Rengine, inancına, gelir seviyesine ve benzeri farklılıklara bakmadan mutlu olmak, sağlıklı ve güvenilir bir ortamda saygı ve sevgi içinde yaşamak her insanın en doğal hakkıdır.
Şu iyi bilinmelidir ki, yaşadığımız ortamı oluşturan bizleriz. Ortamın oluşmasında, az veya çok katkımız var.
Toplumun büyük kısmı sıkıntı içindedir. Ortamdan şikayetçidir. Ama sıkıntı çekenler, ortamdan şikayetçi olanlar, sıkıntılarının çözümüne yönelik sorumluluk almaktan kaçınıyorlar. Sıkıntılarının çözümünü başkalarından bekliyorlar.
Sorunları çözmeleri için seçtikleri siyasetçileri, sorunları çözmemekle suçluyorlar, sürekli eleştiriyorlar. Ama şikayetçi oldukları ve eleştirdikleri siyasetçileri kendilerinin seçtiklerini dile getirmiyorlar.
Siyasetçilerin yardımına ihtiyaçları olduğunda, şikayetçi oldukları o siyasetçilerin önünde ceketlerini ilikleyerek iki büklüm oluyorlar.

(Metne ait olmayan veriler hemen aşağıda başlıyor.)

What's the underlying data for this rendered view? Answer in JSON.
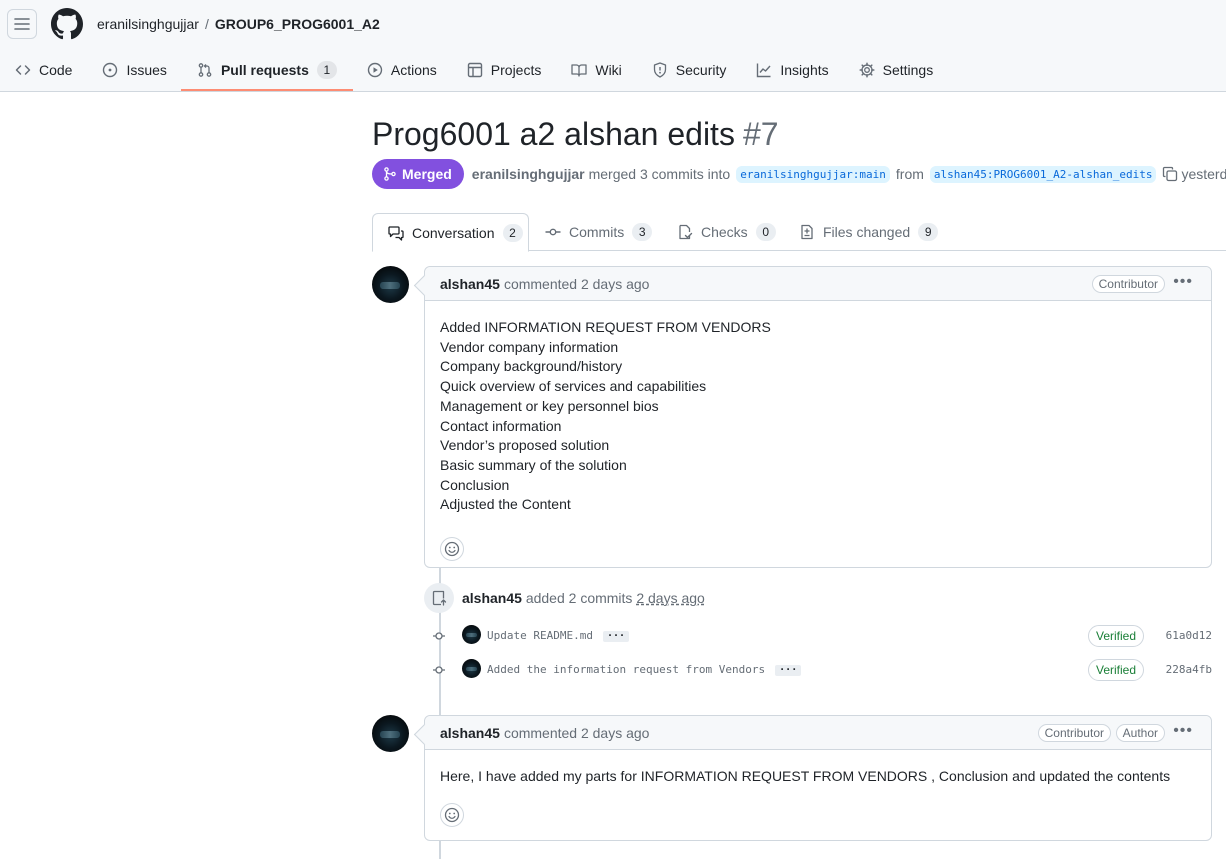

Şikayetçi olduğumuz ortamın düzelmesini başkasından beklemeden, öncelikle işe kendimize değiştirerek başlamalıyız. Göreceksiniz ki, sendeki bu değişiklik önce çevreni etkileyecektir. Değişenler arttıkça ortam değişmeye başlayacaktır.
Sürekli sorundan söz ediyor, soruna çözüm üretmek yerine şikayetçi olmaya devam ediyorsan, sende sorunun bir parçasısın.